O motorista, que trabalhava para a SOS Guincho, na madrugada de terça-feira, 23, deixou Franca em um caminhão-guincho com destino a uma empresa de seguros em São Paulo. Ele entregou uma moto que teve perda total após acidente e aguardou até o meio-dia de quarta-feira para transportar um veículo que passou por revisão em uma concessionária.
“O Rodrigo dormiu em São Paulo e logo após o almoço (na quarta-feira), ele pegou a estrada de volta para Franca”, disse sua mulher, a atendente Layane Beirigo, 25. Por volta das 18h10, ele ligou pela última vez para a mulher informando que estava próximo a Ribeirão Preto. Menos de uma hora depois, ocorreu o desastre.
Almeida, que seguia com o caminhão-guincho pela Rodovia Cândido Portinari, no sentido Franca, por motivos a serem apurados, se chocou violentamente contra a traseira de um caminhão que transportava sucatas de ferro para um depósito em Batatais. O acidente ocorreu na altura do quilômetro 337, em Brodowski. A violência do impacto fez com que o guincho ficasse preso à traseira do outro caminhão.

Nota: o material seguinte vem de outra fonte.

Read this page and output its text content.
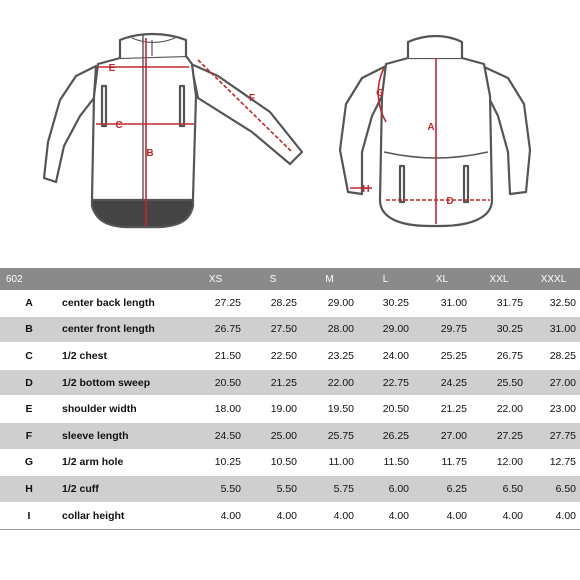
E
F
C
B
G
A
H
D
602		XS	S	M	L	XL	XXL	XXXL
A	center back length	27.25	28.25	29.00	30.25	31.00	31.75	32.50
B	center front length	26.75	27.50	28.00	29.00	29.75	30.25	31.00
C	1/2 chest	21.50	22.50	23.25	24.00	25.25	26.75	28.25
D	1/2 bottom sweep	20.50	21.25	22.00	22.75	24.25	25.50	27.00
E	shoulder width	18.00	19.00	19.50	20.50	21.25	22.00	23.00
F	sleeve length	24.50	25.00	25.75	26.25	27.00	27.25	27.75
G	1/2 arm hole	10.25	10.50	11.00	11.50	11.75	12.00	12.75
H	1/2 cuff	5.50	5.50	5.75	6.00	6.25	6.50	6.50
I	collar height	4.00	4.00	4.00	4.00	4.00	4.00	4.00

Socorristas da Concessionária Autovias precisaram usar guinchos para separar os caminhões acidentados e retirar o motorista francano que ficou preso nas ferragens - o outro motorista nada sofreu. Com a colisão, Almeida teve a perna direita amputada, além de politraumatismo e hemorragia interna.
Encaminhado para o Hospital das Clínicas em Ribeirão Preto, o motorista foi submetido a cirurgia, recebeu quinze bolsas de sangue, mas o organismo rejeitou o material. Na madrugada de sábado, médicos plantonistas atestaram a morte de Almeida e comunicaram a família.
O corpo passou por autopsia no IML (Instituto Médico Legal) de Ribeirão Preto e chegou a Franca no final da tarde de sábado. Almeida, que deixou dois filhos, foi velado no Velório São Vicente de Paulo e sepultado na manhã de domingo, no Cemitério Santo Agostinho.